Time travel is not possible. Despite what my repetitious viewing of the Back to the Future trilogy and Donnie Darko may suggest, I believe this to be true. A time, once passed, is gone forever. No matter how hard I wish, I can’t hop in my DeLorean, gun it to 88 mph and shoot back to a simpler time when I was a student, under the comfy financial umbrella of my parents, and had college ahead of me (and with it, the stability of knowing what the fuck I was doing with my life).

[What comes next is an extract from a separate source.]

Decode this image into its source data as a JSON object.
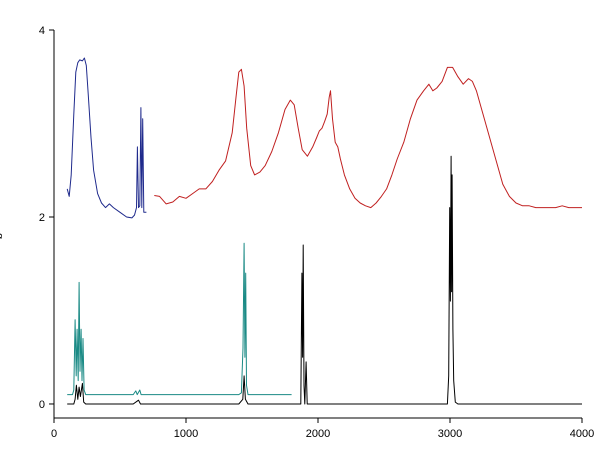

But it seems like there might be one slight exception to this rule. They say that scent is the strongest trigger for memory, but I am inclined to disagree. There is nothing – and I mean NOTHING – that can transport you as effectively as a song.
Walking into El Corazon in Seattle (home of Tooth & Nail Records) on a Sunday night, I was greeted by the distinct scent of weed and the even more distinct scent of cover-up incense. I stood amongst a crowd of my music-loving peers (except for the one guy who, along with making the mistake of calling me “dorky hot,” also erroneously thought Taking Back Sunday was playing that night). I think this is the first time in years I’ve been to a show where all the audience members were old enough to drive – let alone drink – an obvious testament to Mae’s ability to create lifelong fans.
From the first piano-powered emotive-rock strains, it was 2005 again. I was magically 17, wearing scuffed-up converse, and totally stoked that I was seeing one of my favorite bands. And this time the original five members were in finer form than ever. The Virginia quintet gave the audience what they wanted (if the screams at the first notes of “We’re So Far Away” were any indication), playing a pretty even pairing of songs off of Destination: Beautiful and Everglow. Front-man Dave Elkins orchestrated a male/female split harmony audience sing-a-long to “Breakdown,” bodies moved to the music, and Mae even returned to the stage for a three or four song encore. They hit my personal favorites, including “Soundtrack For Our Movie,” “Someone Else’s Arms” and “Mistakes We Knew We Were Making.” It was everything that 17-year-old (or 22-year-old) Jenny could hope for. But then, as they exited the stage and the last notes dissipated in the air, the spell was broken. It was 2010 again, I was not 17 anymore, and my back and feet were killing me.
A good number of people stuck around after the show with hopes of chatting with the band, and I included myself in their ranks. As Dave came from around the corner, I tapped him on the shoulder and introduced myself. After chatting about Absolutepunk, my brother, and Seattle, he moved on to other fans. But first he left me with this gem: “If you write a bad review, the band might break up.”
Well here it is, Dave. I have only good things to say…with one exception: this whole indefinite hiatus thing is bullshit.